Trump appelle les alliés à envoyer des navires de guerre pour sécuriser le détroit d’Ormuz

Le président des États-Unis, Donald Trump, a déclaré que plusieurs pays pourraient se joindre à Washington pour déployer des navires de guerre afin de sécuriser la navigation dans le détroit d’Ormuz, l’un des corridors énergétiques les plus importants du monde.

Le président, qui avait déjà annoncé que les forces américaines commenceraient bientôt à escorter des pétroliers dans le détroit, a écrit sur Truth Social que de nombreux pays touchés par la tentative de l’Iran de fermer cette voie maritime participeraient aux efforts visant à maintenir le passage ouvert et sécurisé.

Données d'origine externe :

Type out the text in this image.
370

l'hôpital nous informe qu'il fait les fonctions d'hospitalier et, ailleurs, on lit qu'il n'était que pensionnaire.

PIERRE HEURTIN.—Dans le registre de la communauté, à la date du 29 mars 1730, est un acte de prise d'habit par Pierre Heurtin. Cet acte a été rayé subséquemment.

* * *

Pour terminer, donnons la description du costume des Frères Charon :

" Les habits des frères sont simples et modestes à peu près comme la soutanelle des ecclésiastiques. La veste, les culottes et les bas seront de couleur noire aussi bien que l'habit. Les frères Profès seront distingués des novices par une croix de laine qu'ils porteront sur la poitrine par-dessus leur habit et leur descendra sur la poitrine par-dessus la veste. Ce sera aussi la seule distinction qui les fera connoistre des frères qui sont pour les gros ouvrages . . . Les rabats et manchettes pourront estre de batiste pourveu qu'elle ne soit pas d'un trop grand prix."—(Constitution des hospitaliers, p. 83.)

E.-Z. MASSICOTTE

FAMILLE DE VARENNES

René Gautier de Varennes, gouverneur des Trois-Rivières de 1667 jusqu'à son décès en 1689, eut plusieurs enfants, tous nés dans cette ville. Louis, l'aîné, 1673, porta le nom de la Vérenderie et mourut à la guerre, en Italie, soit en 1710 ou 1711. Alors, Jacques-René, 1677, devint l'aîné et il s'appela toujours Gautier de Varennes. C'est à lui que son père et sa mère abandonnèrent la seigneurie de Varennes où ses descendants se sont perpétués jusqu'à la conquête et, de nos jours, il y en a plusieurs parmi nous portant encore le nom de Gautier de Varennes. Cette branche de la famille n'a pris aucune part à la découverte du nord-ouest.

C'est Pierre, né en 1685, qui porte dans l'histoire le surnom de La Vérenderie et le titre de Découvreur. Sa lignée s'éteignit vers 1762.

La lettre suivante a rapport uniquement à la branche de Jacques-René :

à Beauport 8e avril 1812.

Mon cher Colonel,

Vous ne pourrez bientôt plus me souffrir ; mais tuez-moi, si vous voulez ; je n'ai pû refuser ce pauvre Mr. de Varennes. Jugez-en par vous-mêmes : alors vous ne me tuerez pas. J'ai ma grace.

« De nombreux pays, en particulier ceux qui sont affectés par la tentative de l’Iran de fermer le détroit d’Ormuz, enverront des navires de guerre, aux côtés des États-Unis, pour maintenir le détroit ouvert et sûr », a écrit Trump.

Il a ajouté qu’il espère que la Chine, la France, le Japon, la Corée du Sud et le Royaume-Uni, entre autres pays affectés par cette restriction, enverront également des navires dans la zone.

Les attaques iraniennes, menées en réponse à l’offensive lancée le 28 février par Israël et les États-Unis, ont pratiquement paralysé le trafic maritime dans ce passage stratégique. En temps normal, environ un cinquième du pétrole et du gaz naturel liquéfié transportés dans le monde transitent par ce détroit, qui mesure seulement 54 kilomètres de large à son point le plus étroit.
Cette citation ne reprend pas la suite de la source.